Minter: Smoldering Issues Flare Anew After Pocono
By Rick Minter | Senior Writer
The events of the past week on the NASCAR circuit show among other things, just how many difficult issues are being faced not only by NASCAR officials and track owners but also by the members of the ever-shrinking media corps and fans themselves
When word of NASCAR’s decision to fine drivers for comments that were deemed detrimental to the sport leaked out, media members who got the news second- or third-hand were faced with the decision of whether to go with the story without an on-the-record verification or sit on the news.
That problem was solved by an AP report confirming the fines.
Then, when the circuit arrived at Pocono Raceway and the regular media sessions got under way, media members and the fans who read their stories had to wonder whether drivers were answering questions truthfully or whether they were trying to avoid trouble with NASCAR officials.
Those journalists were put in a difficult but all-too familiar position – do you simply write what someone tells you on the record or do you work even harder, and take more career risks, to try to get at the truth?
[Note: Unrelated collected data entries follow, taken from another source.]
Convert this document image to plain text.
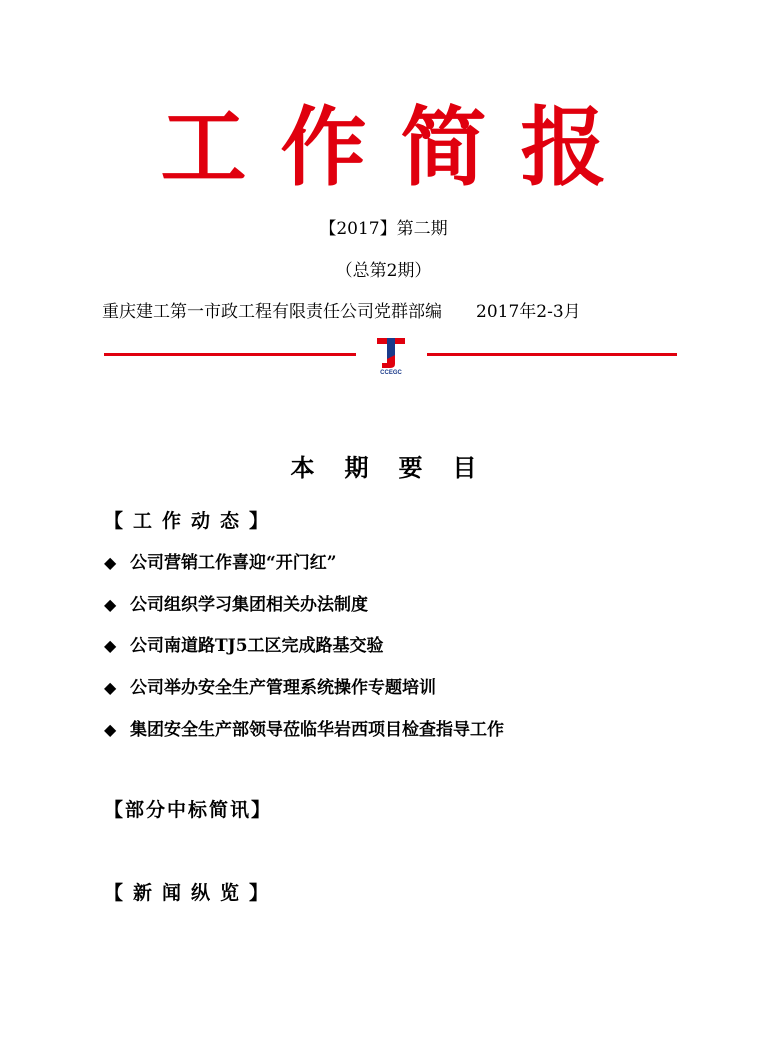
工作简报
【2017】第二期
（总第2期）
重庆建工第一市政工程有限责任公司党群部编 2017年2-3月
CCEGC
本期要目
【工作动态】
◆ 公司营销工作喜迎“开门红”
◆ 公司组织学习集团相关办法制度
◆ 公司南道路TJ5工区完成路基交验
◆ 公司举办安全生产管理系统操作专题培训
◆ 集团安全生产部领导莅临华岩西项目检查指导工作
【部分中标简讯】
【新闻纵览】
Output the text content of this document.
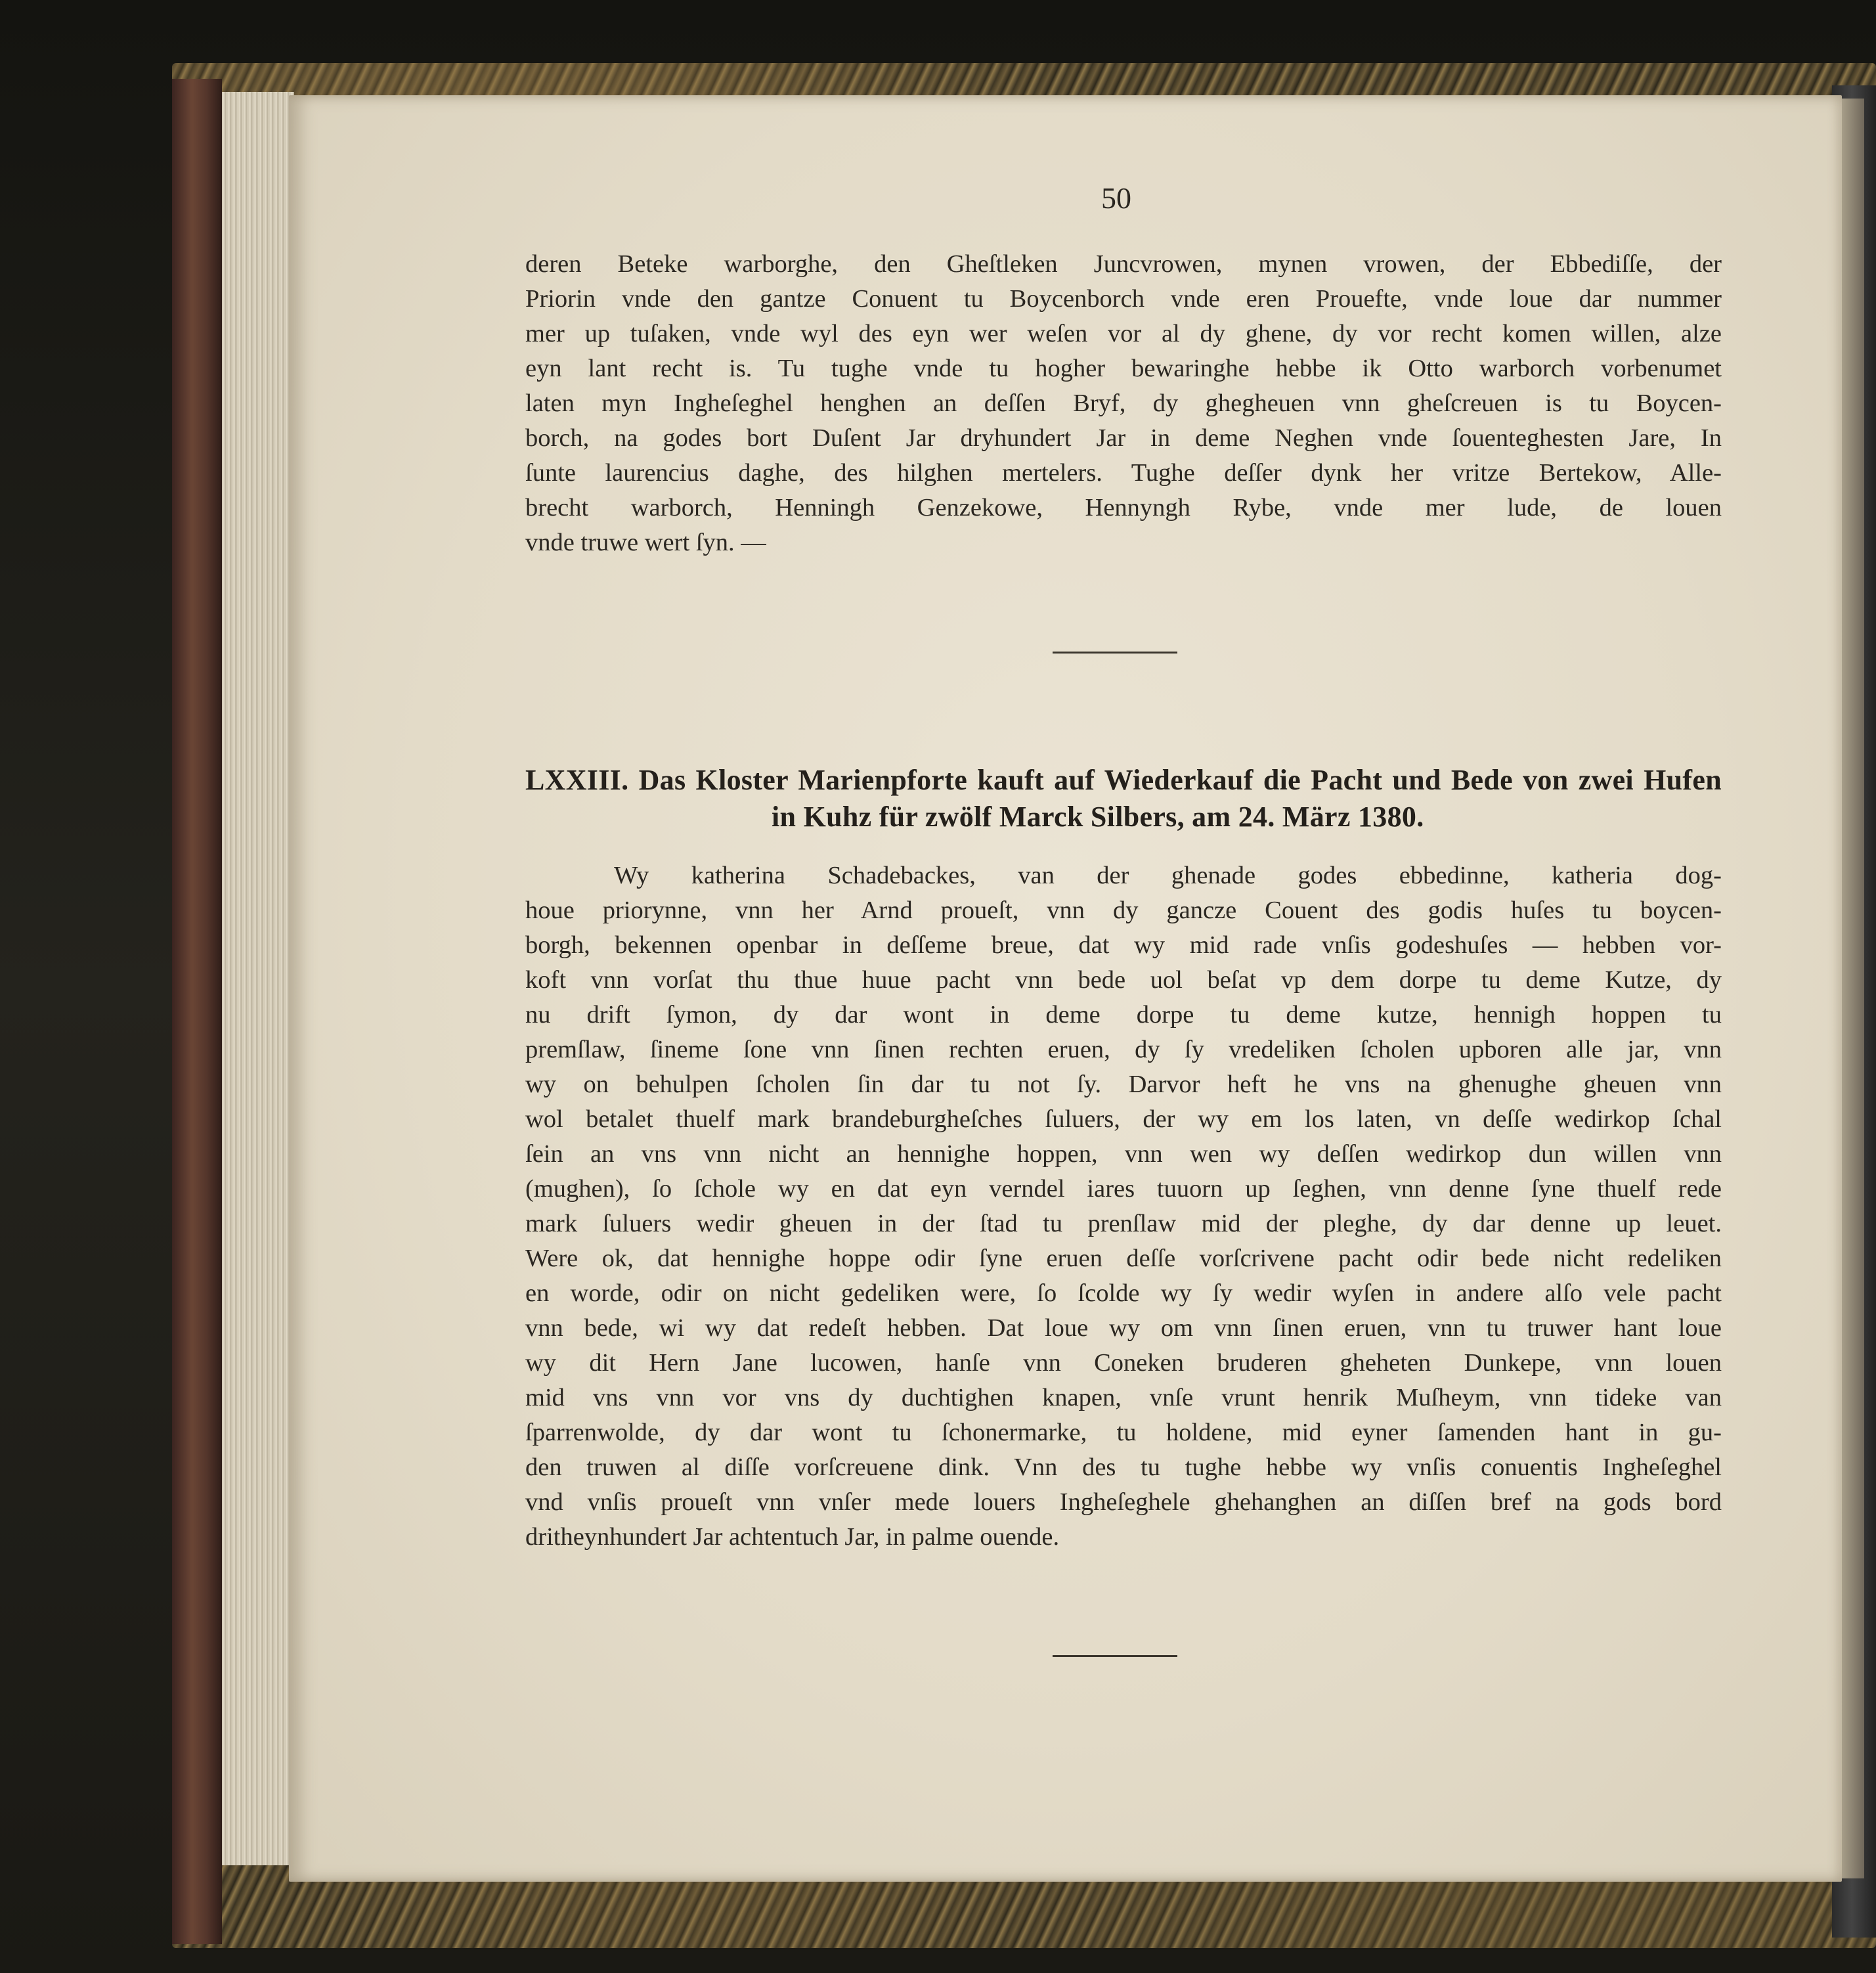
50
deren Beteke warborghe, den Gheſtleken Juncvrowen, mynen vrowen, der Ebbediſſe, der
Priorin vnde den gantze Conuent tu Boycenborch vnde eren Prouefte, vnde loue dar nummer
mer up tuſaken, vnde wyl des eyn wer weſen vor al dy ghene, dy vor recht komen willen, alze
eyn lant recht is. Tu tughe vnde tu hogher bewaringhe hebbe ik Otto warborch vorbenumet
laten myn Ingheſeghel henghen an deſſen Bryf, dy ghegheuen vnn gheſcreuen is tu Boycen-
borch, na godes bort Duſent Jar dryhundert Jar in deme Neghen vnde ſouenteghesten Jare, In
ſunte laurencius daghe, des hilghen mertelers. Tughe deſſer dynk her vritze Bertekow, Alle-
brecht warborch, Henningh Genzekowe, Hennyngh Rybe, vnde mer lude, de louen
vnde truwe wert ſyn. —
LXXIII. Das Kloster Marienpforte kauft auf Wiederkauf die Pacht und Bede von zwei Hufen
in Kuhz für zwölf Marck Silbers, am 24. März 1380.
Wy katherina Schadebackes, van der ghenade godes ebbedinne, katheria dog-
houe priorynne, vnn her Arnd proueſt, vnn dy gancze Couent des godis huſes tu boycen-
borgh, bekennen openbar in deſſeme breue, dat wy mid rade vnſis godeshuſes — hebben vor-
koft vnn vorſat thu thue huue pacht vnn bede uol beſat vp dem dorpe tu deme Kutze, dy
nu drift ſymon, dy dar wont in deme dorpe tu deme kutze, hennigh hoppen tu
premſlaw, ſineme ſone vnn ſinen rechten eruen, dy ſy vredeliken ſcholen upboren alle jar, vnn
wy on behulpen ſcholen ſin dar tu not ſy. Darvor heft he vns na ghenughe gheuen vnn
wol betalet thuelf mark brandeburgheſches ſuluers, der wy em los laten, vn deſſe wedirkop ſchal
ſein an vns vnn nicht an hennighe hoppen, vnn wen wy deſſen wedirkop dun willen vnn
(mughen), ſo ſchole wy en dat eyn verndel iares tuuorn up ſeghen, vnn denne ſyne thuelf rede
mark ſuluers wedir gheuen in der ſtad tu prenſlaw mid der pleghe, dy dar denne up leuet.
Were ok, dat hennighe hoppe odir ſyne eruen deſſe vorſcrivene pacht odir bede nicht redeliken
en worde, odir on nicht gedeliken were, ſo ſcolde wy ſy wedir wyſen in andere alſo vele pacht
vnn bede, wi wy dat redeſt hebben. Dat loue wy om vnn ſinen eruen, vnn tu truwer hant loue
wy dit Hern Jane lucowen, hanſe vnn Coneken bruderen gheheten Dunkepe, vnn louen
mid vns vnn vor vns dy duchtighen knapen, vnſe vrunt henrik Muſheym, vnn tideke van
ſparrenwolde, dy dar wont tu ſchonermarke, tu holdene, mid eyner ſamenden hant in gu-
den truwen al diſſe vorſcreuene dink. Vnn des tu tughe hebbe wy vnſis conuentis Ingheſeghel
vnd vnſis proueſt vnn vnſer mede louers Ingheſeghele ghehanghen an diſſen bref na gods bord
dritheynhundert Jar achtentuch Jar, in palme ouende.
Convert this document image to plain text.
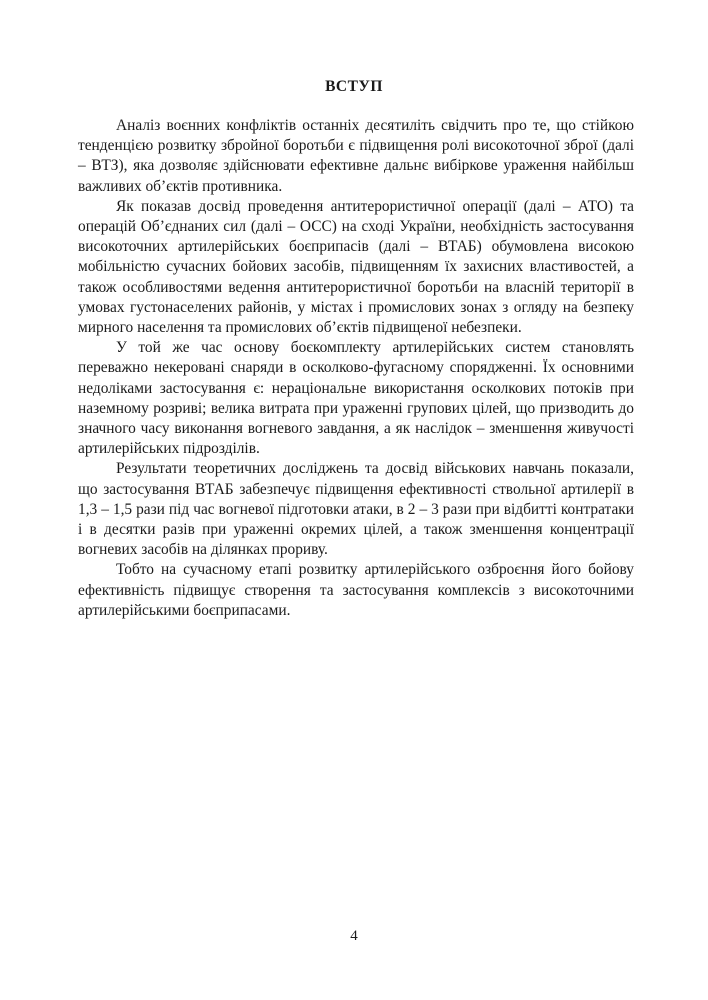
ВСТУП

Аналіз воєнних конфліктів останніх десятиліть свідчить про те, що стійкою тенденцією розвитку збройної боротьби є підвищення ролі високоточної зброї (далі – ВТЗ), яка дозволяє здійснювати ефективне дальнє вибіркове ураження найбільш важливих об’єктів противника.

Як показав досвід проведення антитерористичної операції (далі – АТО) та операцій Об’єднаних сил (далі – ОСС) на сході України, необхідність застосування високоточних артилерійських боєприпасів (далі – ВТАБ) обумовлена високою мобільністю сучасних бойових засобів, підвищенням їх захисних властивостей, а також особливостями ведення антитерористичної боротьби на власній території в умовах густонаселених районів, у містах і промислових зонах з огляду на безпеку мирного населення та промислових об’єктів підвищеної небезпеки.

У той же час основу боєкомплекту артилерійських систем становлять переважно некеровані снаряди в осколково-фугасному спорядженні. Їх основними недоліками застосування є: нераціональне використання осколкових потоків при наземному розриві; велика витрата при ураженні групових цілей, що призводить до значного часу виконання вогневого завдання, а як наслідок – зменшення живучості артилерійських підрозділів.

Результати теоретичних досліджень та досвід військових навчань показали, що застосування ВТАБ забезпечує підвищення ефективності ствольної артилерії в 1,3 – 1,5 рази під час вогневої підготовки атаки, в 2 – 3 рази при відбитті контратаки і в десятки разів при ураженні окремих цілей, а також зменшення концентрації вогневих засобів на ділянках прориву.

Тобто на сучасному етапі розвитку артилерійського озброєння його бойову ефективність підвищує створення та застосування комплексів з високоточними артилерійськими боєприпасами.

4
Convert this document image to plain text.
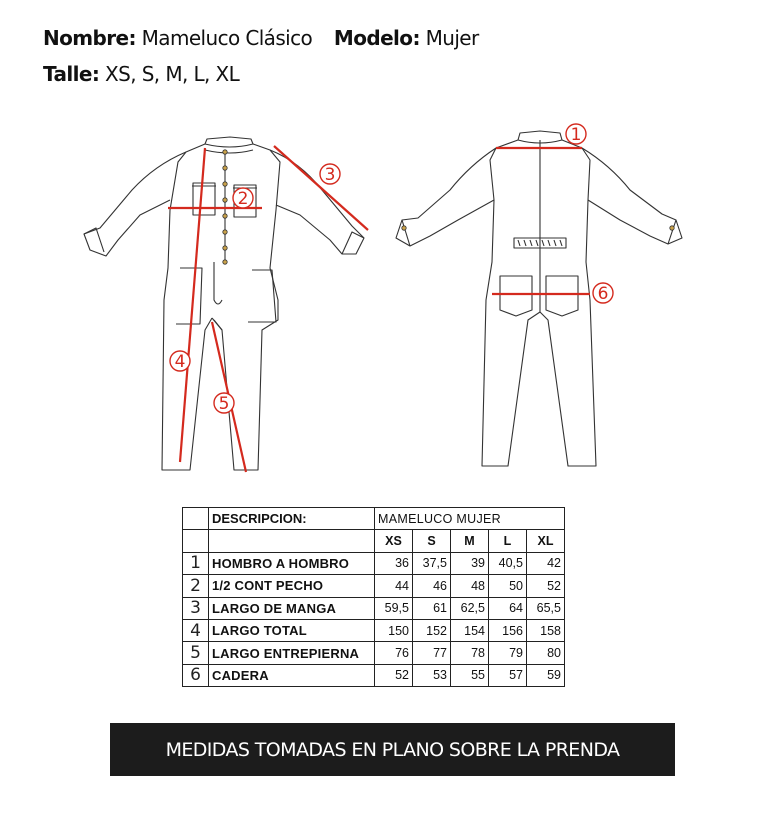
Nombre: Mameluco Clásico Modelo: Mujer
Talle: XS, S, M, L, XL
1
2
3
4
5
6
	DESCRIPCION:	MAMELUCO MUJER				
		XS	S	M	L	XL
1	HOMBRO A HOMBRO	36	37,5	39	40,5	42
2	1/2 CONT PECHO	44	46	48	50	52
3	LARGO DE MANGA	59,5	61	62,5	64	65,5
4	LARGO TOTAL	150	152	154	156	158
5	LARGO ENTREPIERNA	76	77	78	79	80
6	CADERA	52	53	55	57	59
MEDIDAS TOMADAS EN PLANO SOBRE LA PRENDA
The issue ratcheted up a few more notches Sunday afternoon after Elliott Sadler crashed into a section of the track not protected by SAFER barriers. In earlier races at Pocono, drivers had been critical of the lack of modern safety features at Pocono. Much of the inside of the track is lined with steel guardrails that have long been replaced at other tracks. And in many portions of the track, there’s no catchfence atop the outside wall, only trees to catch a flying car.
Veteran crew chief and TV analyst Tim Brewer compared Sadler’s crash, one in which the engine and transmission were thrown from his car, to Don McTavish’s fatal crash at Daytona in 1969.
But in the post-race press sessions, drivers seemed reluctant to address the safety situation at Pocono.
Here’s what Tony Stewart had to say: “I’ll be honest, I haven’t even looked that far off the race track…. Obviously, without knowing the problem, I don’t know the solution either.
“I don’t think it’s a big drama or anything.”
Carl Edwards had similar comments “I don’t know what happened,” he said. “From my standpoint, though, this is a fine race track. I feel safe driving on it, but I didn’t see that hit.”
Jeff Gordon, to his credit, did offer a more reasonable-sounding opinion.
“I think the incidents speak for themselves,” he said. “I think that there are times where we’ve got to step up the technology and safety and certain facilities. We’ve seen two incidents here this year. I think it is going to be a wake-up call for some improvements. It is a great track here at Pocono, we love coming here, but, there are definitely some areas where it could be improved.”
So where is the truth? Are Tim Brewer and Jeff Gordon shooting straightest or are Carl Edwards and Tony Stewart?
This is an easy one. It only takes one look at a replay of Sadler’s crash to come up with a reasonable conclusion that Brewer and Gordon are on target.
But there are other issues that require some thought for fans and media types. For one, an aerial view of the track seemed to show that only about half of the grandstand seats were occupied while there did appear to be more campers in the infield that in previous races. Do we believe the official crowd estimate of 100,000 or do we try to come up with our own?
And can we believe the information listed on the official records as it pertains to the reasons drivers dropped out of the race. The same cast of characters – Dave Blaney, Michael McDowell, Joe Nemechek and Landon Cassill in the No. 09 – once again parked early in the race, listing causes such as vibration, transmission and brakes. And there were others who dropped out not long after them and did so in an era when cars routinely run 500 miles without a mechanical hitch.
Most of those teams have admitted in the past that they’re simply starting the race and parking the car to collect the significant paycheck that goes to any car that starts the race.
The bottom line is that no matter what drivers say or media members write or what’s contained in the official reports, the people that really matter, the fans, seem to be plenty capable of sifting it all out for themselves.
They’re the ones that NASCAR really has to worry about, and no fines can silence them.